5 Restaurant Website Mistakes That Cost You Customers
No Online Ordering Option
This is the biggest missed opportunity in the restaurant industry. You have a website, customers find you, they're hungry and ready to order — and there's no way to order online.
They leave. They go to a competitor who does offer online ordering. Or they open DoorDash and place the order there — giving away 20–30% of the sale in commission.
The fix: Add online ordering directly to your website. Modern restaurant website builders make this easy, and it pays for itself almost immediately with the first few orders you capture from third-party apps.
Menu Published as a PDF Instead of HTML
This is one of the most common and damaging restaurant website mistakes. Uploading a PDF of your menu seems easy, but it hurts you in multiple ways:
- Google can't read it properly. PDF menus are poorly indexed by search engines. You're invisible for searches like "chicken parmesan near me."
- Terrible mobile experience. Customers have to pinch, zoom, and scroll horizontally to read a PDF on their phone.
- Impossible to update. Every time you change a price or add an item, you need to create a new PDF and re-upload it.
- Not accessible. PDFs are difficult for screen readers, excluding visually impaired customers.
The fix: Display your menu as native HTML content on your website. Each item should be its own text element — searchable, mobile-friendly, and easy to update. If your website builder supports it, make the menu directly orderable.
Missing or Incorrect Business Hours
Few things frustrate customers more than driving to a restaurant that's supposed to be open — and finding it closed. Or checking the website, seeing hours that look right, and arriving to discover they changed weeks ago.
Common problems:
- Hours on the website don't match Google Business Profile
- Holiday hours aren't updated
- Hours are buried in a footer nobody reads
- No indication of which days you're closed
The fix: Display your hours prominently on your homepage and contact page. Keep them synchronized with your Google Business Profile. Update holiday hours at least a week in advance, and consider adding a banner for temporary changes.
Slow Load Times on Mobile
Over 70% of restaurant website visits come from mobile devices. If your website takes more than 3 seconds to load, you're losing customers before they even see your menu.
Common causes of slow restaurant websites:
- Oversized images that haven't been compressed
- Embedded videos that auto-play
- Heavy scripts from third-party widgets
- Cheap hosting that can't handle traffic spikes
- No image optimization (serving desktop-sized images to mobile devices)

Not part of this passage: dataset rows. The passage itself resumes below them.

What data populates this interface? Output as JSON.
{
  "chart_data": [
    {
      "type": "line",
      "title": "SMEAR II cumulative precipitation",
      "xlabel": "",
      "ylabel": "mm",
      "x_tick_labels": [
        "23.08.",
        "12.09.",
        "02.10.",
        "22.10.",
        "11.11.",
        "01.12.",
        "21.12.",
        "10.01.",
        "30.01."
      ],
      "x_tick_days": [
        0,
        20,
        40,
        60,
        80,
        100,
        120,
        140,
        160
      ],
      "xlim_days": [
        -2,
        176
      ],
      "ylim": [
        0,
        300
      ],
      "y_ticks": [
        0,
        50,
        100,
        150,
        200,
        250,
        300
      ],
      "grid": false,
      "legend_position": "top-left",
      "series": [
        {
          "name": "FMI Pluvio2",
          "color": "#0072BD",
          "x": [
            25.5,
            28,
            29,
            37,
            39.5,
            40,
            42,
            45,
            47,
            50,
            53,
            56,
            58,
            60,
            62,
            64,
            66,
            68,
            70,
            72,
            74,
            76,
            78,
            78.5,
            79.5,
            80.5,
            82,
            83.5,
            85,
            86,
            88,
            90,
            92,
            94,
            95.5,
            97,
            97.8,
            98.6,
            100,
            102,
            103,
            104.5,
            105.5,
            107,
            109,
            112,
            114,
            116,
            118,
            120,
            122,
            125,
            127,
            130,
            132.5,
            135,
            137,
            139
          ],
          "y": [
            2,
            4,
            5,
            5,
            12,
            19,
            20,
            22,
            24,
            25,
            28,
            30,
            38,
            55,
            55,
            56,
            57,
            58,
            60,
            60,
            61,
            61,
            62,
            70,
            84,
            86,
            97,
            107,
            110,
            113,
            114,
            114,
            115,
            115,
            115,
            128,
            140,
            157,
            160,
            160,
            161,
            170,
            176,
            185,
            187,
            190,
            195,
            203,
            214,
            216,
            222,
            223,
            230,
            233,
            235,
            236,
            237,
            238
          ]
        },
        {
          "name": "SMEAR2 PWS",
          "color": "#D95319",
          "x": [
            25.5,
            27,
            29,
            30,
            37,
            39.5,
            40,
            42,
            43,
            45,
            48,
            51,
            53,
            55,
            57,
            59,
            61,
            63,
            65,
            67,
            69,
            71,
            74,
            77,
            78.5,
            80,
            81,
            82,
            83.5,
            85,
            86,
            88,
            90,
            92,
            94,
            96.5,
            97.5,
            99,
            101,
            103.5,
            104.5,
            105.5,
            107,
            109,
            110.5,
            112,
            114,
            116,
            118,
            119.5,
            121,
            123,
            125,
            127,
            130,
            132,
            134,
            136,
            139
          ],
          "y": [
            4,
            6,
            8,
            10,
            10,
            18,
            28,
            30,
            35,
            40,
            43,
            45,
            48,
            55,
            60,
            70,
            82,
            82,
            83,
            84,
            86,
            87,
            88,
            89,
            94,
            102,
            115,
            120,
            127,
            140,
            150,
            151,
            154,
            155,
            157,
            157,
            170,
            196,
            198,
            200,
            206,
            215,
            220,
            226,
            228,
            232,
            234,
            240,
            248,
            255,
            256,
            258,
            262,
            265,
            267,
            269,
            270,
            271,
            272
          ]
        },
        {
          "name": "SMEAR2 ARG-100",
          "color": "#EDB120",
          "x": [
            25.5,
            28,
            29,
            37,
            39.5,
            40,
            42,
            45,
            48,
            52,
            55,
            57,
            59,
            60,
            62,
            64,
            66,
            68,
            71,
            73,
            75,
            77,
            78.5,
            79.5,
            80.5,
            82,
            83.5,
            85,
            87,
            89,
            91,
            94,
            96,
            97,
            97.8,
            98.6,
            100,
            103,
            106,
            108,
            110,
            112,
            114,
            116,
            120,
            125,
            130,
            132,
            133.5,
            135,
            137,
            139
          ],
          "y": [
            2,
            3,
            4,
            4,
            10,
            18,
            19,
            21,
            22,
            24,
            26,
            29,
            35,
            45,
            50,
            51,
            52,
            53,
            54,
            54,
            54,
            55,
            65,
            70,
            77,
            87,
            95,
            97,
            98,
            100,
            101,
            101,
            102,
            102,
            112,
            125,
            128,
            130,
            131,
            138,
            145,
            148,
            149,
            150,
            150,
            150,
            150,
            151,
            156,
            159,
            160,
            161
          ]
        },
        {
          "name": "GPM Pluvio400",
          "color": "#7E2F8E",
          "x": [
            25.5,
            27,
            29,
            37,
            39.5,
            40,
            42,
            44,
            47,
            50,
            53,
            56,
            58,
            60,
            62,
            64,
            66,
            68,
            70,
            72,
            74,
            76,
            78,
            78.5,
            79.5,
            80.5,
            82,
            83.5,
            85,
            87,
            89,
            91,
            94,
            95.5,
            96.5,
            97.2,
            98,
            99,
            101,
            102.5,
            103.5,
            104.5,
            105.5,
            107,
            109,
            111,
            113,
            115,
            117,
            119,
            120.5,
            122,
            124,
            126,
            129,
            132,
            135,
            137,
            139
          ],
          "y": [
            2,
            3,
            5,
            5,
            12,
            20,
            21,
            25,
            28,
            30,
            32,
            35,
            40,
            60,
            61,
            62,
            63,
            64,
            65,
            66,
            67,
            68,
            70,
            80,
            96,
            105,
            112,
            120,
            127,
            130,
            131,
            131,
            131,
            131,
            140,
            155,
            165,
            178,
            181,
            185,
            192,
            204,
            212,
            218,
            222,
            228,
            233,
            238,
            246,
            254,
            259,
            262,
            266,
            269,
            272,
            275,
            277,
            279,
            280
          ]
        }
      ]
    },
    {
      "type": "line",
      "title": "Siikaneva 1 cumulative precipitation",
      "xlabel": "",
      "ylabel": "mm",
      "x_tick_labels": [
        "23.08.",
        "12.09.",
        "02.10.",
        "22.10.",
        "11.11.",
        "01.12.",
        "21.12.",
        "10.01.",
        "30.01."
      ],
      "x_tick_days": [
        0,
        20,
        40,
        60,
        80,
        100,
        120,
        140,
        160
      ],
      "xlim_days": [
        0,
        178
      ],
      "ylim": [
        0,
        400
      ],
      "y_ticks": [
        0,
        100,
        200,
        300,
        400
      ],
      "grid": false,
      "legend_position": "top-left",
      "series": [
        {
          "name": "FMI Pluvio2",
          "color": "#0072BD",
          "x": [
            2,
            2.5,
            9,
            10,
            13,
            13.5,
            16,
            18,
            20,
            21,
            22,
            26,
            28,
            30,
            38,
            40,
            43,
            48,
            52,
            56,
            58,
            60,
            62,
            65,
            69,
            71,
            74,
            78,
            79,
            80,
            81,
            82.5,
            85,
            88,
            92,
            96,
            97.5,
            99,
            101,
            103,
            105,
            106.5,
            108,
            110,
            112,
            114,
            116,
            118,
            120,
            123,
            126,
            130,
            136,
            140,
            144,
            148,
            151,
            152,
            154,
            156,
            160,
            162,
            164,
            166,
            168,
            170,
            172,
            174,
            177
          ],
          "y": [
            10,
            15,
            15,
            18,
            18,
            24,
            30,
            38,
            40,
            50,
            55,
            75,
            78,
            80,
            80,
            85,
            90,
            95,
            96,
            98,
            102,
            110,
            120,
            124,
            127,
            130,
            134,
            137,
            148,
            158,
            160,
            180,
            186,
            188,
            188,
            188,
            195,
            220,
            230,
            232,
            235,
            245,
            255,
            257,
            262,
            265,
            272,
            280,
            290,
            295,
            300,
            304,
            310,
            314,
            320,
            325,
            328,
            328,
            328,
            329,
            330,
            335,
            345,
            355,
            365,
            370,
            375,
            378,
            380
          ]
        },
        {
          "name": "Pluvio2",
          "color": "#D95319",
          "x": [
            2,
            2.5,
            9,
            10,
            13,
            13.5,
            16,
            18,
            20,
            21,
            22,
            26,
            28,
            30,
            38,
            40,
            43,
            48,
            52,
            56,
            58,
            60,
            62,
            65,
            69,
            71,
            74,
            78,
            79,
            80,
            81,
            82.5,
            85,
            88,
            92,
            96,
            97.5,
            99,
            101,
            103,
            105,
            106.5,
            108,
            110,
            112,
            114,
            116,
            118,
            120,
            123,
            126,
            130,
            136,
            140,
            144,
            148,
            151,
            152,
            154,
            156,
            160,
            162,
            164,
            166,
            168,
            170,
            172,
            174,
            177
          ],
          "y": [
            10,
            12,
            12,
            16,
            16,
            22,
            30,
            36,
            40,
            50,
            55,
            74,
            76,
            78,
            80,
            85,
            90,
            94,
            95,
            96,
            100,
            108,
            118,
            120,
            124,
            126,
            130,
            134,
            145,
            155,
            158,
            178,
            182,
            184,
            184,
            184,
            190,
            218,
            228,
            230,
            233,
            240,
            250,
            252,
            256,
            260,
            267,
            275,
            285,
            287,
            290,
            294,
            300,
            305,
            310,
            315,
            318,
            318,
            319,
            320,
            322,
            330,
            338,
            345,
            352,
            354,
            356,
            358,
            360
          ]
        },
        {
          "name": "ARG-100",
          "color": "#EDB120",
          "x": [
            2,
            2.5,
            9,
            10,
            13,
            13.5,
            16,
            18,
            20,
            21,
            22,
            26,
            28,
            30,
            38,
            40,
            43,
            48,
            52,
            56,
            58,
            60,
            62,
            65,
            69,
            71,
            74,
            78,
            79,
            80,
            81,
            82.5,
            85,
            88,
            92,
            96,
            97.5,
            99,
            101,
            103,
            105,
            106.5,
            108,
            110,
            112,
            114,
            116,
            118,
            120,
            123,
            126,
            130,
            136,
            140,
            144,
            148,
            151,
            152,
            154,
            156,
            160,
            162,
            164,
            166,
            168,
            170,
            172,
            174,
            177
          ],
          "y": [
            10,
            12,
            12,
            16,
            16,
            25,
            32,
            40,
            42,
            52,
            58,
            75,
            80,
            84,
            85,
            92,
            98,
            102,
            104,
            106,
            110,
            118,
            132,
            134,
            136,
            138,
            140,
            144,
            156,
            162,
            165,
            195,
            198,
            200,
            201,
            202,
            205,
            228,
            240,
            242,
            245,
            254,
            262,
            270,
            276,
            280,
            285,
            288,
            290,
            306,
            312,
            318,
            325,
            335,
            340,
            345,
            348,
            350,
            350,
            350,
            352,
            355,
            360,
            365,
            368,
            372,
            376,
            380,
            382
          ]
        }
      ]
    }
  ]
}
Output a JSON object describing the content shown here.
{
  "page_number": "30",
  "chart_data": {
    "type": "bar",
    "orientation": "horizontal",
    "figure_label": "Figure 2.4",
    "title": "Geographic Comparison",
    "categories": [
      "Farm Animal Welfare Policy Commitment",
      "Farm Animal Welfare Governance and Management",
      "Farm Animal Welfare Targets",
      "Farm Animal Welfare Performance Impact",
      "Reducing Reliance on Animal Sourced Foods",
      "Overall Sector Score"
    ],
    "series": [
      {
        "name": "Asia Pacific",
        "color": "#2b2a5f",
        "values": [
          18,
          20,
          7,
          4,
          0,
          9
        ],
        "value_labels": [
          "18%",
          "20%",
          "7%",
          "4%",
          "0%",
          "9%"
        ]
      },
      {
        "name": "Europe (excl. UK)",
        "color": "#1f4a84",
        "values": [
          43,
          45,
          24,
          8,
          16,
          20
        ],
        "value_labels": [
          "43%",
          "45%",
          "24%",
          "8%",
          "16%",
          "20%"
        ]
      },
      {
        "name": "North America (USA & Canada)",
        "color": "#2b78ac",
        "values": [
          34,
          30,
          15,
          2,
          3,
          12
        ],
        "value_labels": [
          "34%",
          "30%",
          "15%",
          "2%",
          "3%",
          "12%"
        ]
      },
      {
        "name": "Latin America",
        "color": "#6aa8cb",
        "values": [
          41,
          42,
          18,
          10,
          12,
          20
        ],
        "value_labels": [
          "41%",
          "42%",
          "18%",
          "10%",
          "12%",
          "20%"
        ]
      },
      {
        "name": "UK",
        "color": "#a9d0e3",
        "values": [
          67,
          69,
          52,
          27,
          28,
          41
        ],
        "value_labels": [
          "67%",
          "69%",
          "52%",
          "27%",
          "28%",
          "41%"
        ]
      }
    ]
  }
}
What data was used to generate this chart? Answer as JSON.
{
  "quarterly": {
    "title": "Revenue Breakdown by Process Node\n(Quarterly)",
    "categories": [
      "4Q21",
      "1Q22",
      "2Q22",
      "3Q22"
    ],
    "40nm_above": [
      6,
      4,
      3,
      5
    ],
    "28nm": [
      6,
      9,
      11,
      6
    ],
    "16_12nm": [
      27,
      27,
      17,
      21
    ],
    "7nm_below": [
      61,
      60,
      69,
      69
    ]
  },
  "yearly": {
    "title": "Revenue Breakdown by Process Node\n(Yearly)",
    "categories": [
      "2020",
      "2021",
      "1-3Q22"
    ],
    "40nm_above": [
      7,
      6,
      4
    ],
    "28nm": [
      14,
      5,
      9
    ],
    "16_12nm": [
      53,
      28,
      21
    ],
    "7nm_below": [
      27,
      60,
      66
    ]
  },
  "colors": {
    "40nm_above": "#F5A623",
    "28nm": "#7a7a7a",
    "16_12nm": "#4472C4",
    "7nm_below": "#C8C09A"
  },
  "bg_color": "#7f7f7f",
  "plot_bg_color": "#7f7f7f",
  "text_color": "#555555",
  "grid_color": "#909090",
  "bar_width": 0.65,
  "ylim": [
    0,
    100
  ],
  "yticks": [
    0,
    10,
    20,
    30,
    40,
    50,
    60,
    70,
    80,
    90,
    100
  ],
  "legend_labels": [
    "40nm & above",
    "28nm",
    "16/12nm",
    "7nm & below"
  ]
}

The fix: Use next-gen image formats (WebP, AVIF), compress all images, choose a hosting provider with good performance, and test your site regularly with Google PageSpeed Insights. A fast website doesn't just improve user experience — Google uses page speed as a ranking factor.
No Google Business Profile Link
Your Google Business Profile is the single most important tool for local restaurant SEO. When someone searches "restaurants near me," Google shows a map with local results — and those results come from Google Business Profiles.
If your website isn't linked to your Google Business Profile (or vice versa), you're leaving free traffic on the table:
- Your website should link to your Google Business Profile for review management
- Your Google Business Profile should link to your website as the primary URL
- Your ordering link in Google should point to your website, not a third-party app
The fix: Claim your Google Business Profile at business.google.com. Fill out every field: name, address, phone, hours, categories, photos, menu link, ordering link, and website URL. Keep it updated.
Frequently Asked Questions
Why is a PDF menu bad for SEO? Google can't efficiently index and rank content inside a PDF. When your menu is HTML text on your website, Google can match individual menu items to customer searches like "pulled pork sandwich near me." A PDF is essentially invisible to search engines.
How fast should my restaurant website load? Under 3 seconds on mobile. Google considers any page that takes longer than 3 seconds to be "slow" and may rank it lower in search results. Use Google PageSpeed Insights to test your site.
What's the most important page on a restaurant website? Your menu page. It's the most visited page on any restaurant website and the primary reason customers come to your site. Make it fast, mobile-friendly, visually appealing, and — ideally — orderable.